By Charles Millevoye

Written 1801-01-01 - 1815-01-01

« Ta voix, Zaïde, est celle du zéphire ;

D'un charme pur elle enivre mes sens :

Mais apprends-moi quelle savante lyre

De ces beaux vers enfanta les accents.

Oh ! non, jamais roses de poésie,

Trésors charmants de grâce et de fraîcheur,

De tels parfums n'embaumèrent l'Asie ;

Ton baiser même aurait moins de douceur.

» — De Bénamar cet hymne fut l'ouvrage,

Noble sultan ! chantre de la valeur,

Il fit briller la consolante image

Du jour sans fin dans un monde meilleur.

Ses chants perdus furent sans récompense :

Il s'en alla vers les sables d'Iran

Avec sa fille, étoile d'innocence,

Toucher la lyre au bruit de l'ouragan.

» — Fidèle émir ! prends ma noire cavale ;

Ses pieds légers sont l'aile de l'oiseau.

Vole au désert, plus prompt que la rafale ;

A Bénamar va porter cet anneau.

Oui, j'en atteste et la nuit et ses voiles :

De mes bienfaits je prétends le combler ;

Du firmament les nombreuses étoiles

A ses trésors ne pourront s'égaler.

» Que sur tes pas sa fille consolée

Vienne avec lui former d'heureux concerts !
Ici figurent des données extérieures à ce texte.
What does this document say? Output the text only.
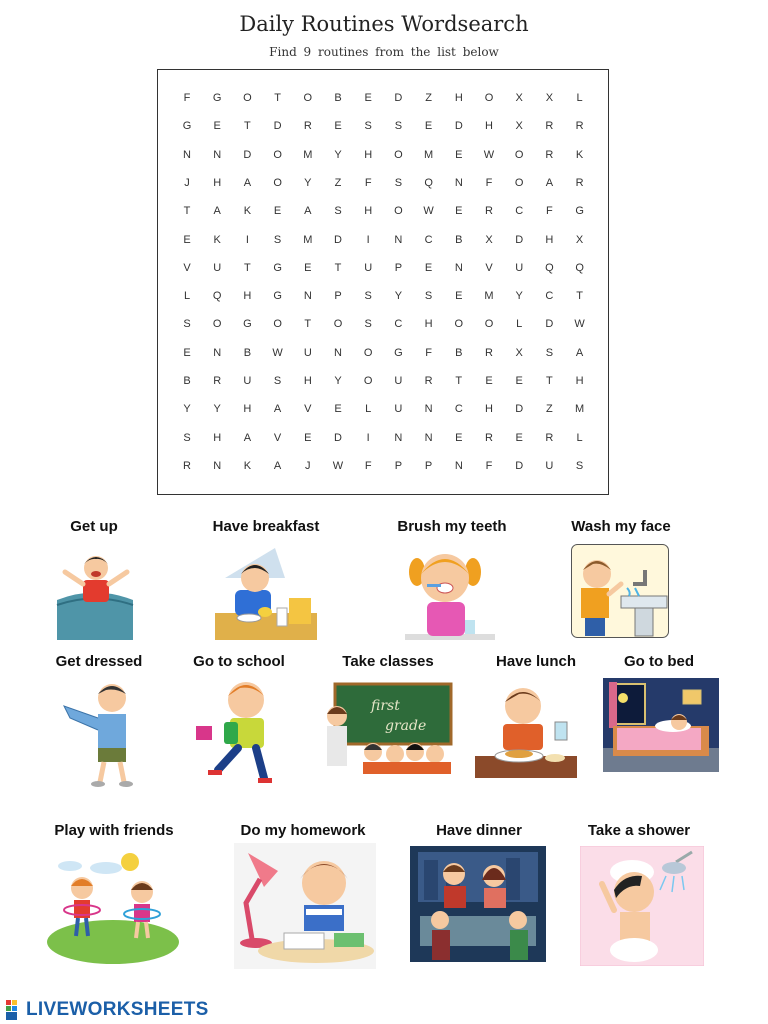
Daily Routines Wordsearch
Find 9 routines from the list below
F	G	O	T	O	B	E	D	Z	H	O	X	X	L
G	E	T	D	R	E	S	S	E	D	H	X	R	R
N	N	D	O	M	Y	H	O	M	E	W	O	R	K
J	H	A	O	Y	Z	F	S	Q	N	F	O	A	R
T	A	K	E	A	S	H	O	W	E	R	C	F	G
E	K	I	S	M	D	I	N	C	B	X	D	H	X
V	U	T	G	E	T	U	P	E	N	V	U	Q	Q
L	Q	H	G	N	P	S	Y	S	E	M	Y	C	T
S	O	G	O	T	O	S	C	H	O	O	L	D	W
E	N	B	W	U	N	O	G	F	B	R	X	S	A
B	R	U	S	H	Y	O	U	R	T	E	E	T	H
Y	Y	H	A	V	E	L	U	N	C	H	D	Z	M
S	H	A	V	E	D	I	N	N	E	R	E	R	L
R	N	K	A	J	W	F	P	P	N	F	D	U	S
Get up	Have breakfast	Brush my teeth	Wash my face
Get dressed	Go to school	Take classes	Have lunch	Go to bed
first
grade
Play with friends	Do my homework	Have dinner	Take a shower
LIVEWORKSHEETS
Loin des regards cette palme isolée

A trop longtemps fleuri pour les déserts. »

L'émir, pressant la cavale légère,

Part comme un trait qui s'élance et qui fuit ;

Et sur sa route une jeune étrangère

Pâle et charmante, apparut vers la nuit.

« O voyageur qui, seul et sans retraite,

Cours, égaré dans les sables d'Iran !

Que cherches-tu ?— Je cherche le poète,

Ce Bénamar, la gloire du sultan.

— O voyageur ! Bénamar fut mon père ;

Il a cessé de vivre et de souffrir :

Ces hauts cyprès ombragent sa poussière,

Et près de lui j'achève de mourir.

» — Fleur de beauté ! que ton éclat renaisse ;

Viens, sors enfin de ton obscurité ;

Viens, et pour toi que rayonne sans cesse

L'astre éclatant de la prospérité !

— Tu vois la tombe où veille ma tristesse :

Tel est mon cœur, il ne peut se rouvrir.

Mon père est mort ; seul il fut ma richesse :

Pauvre il vécut, pauvre je veux mourir. »

Et, défaillante, elle embrasse en silence

Le sol funèbre, objet de tous ses vœux ;

Et du cyprès que la brise balance

L'ombre se mêle au noir de ses cheveux.

Sa voix mourante à son luth solitaire

Confie encore un chant délicieux ;

Mais ce doux chant, commencé sur la terre,

Devait, hélas ! s'achever dans les cieux.